Among the borrowers, the average loan amount for students earning two-year degrees was $8,707 and for four-year degrees, $17,208.

Parents of students earning a two-year degree in Colorado borrowed on average $8,021, and parents of students earning four-year degrees borrowed $19,000.

Colorado students are borrowing at about the same rates as students nationally, the commission said.

Financial aid advisers at colleges in Colorado said today’s students are more aware than ever that they should consolidate their loans after graduation or even during school.

They attribute that to the inundation of mail fliers from lenders stacking up in college students’ mailboxes like preapproved credit cards and offers to join music clubs.

At Colorado State University, the financial aid office has held workshops the past few months to answer questions about consolidation, associate director Christie Leighton said.

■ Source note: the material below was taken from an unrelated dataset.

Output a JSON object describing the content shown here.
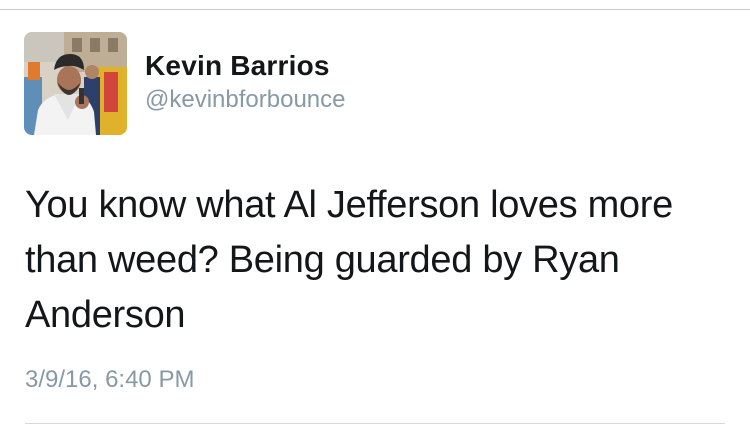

About 40 percent of CSU students take out loans to pay for tuition, and the average loan indebtedness for undergraduate students is $16,887.

Brendon Burchard, who holds an annual boot camp in Orlando, Fla., to teach students how to emotionally and financially handle college, said two-thirds of college students in the U.S. graduate with debt. On average, they and their parents owe $21,000, he said.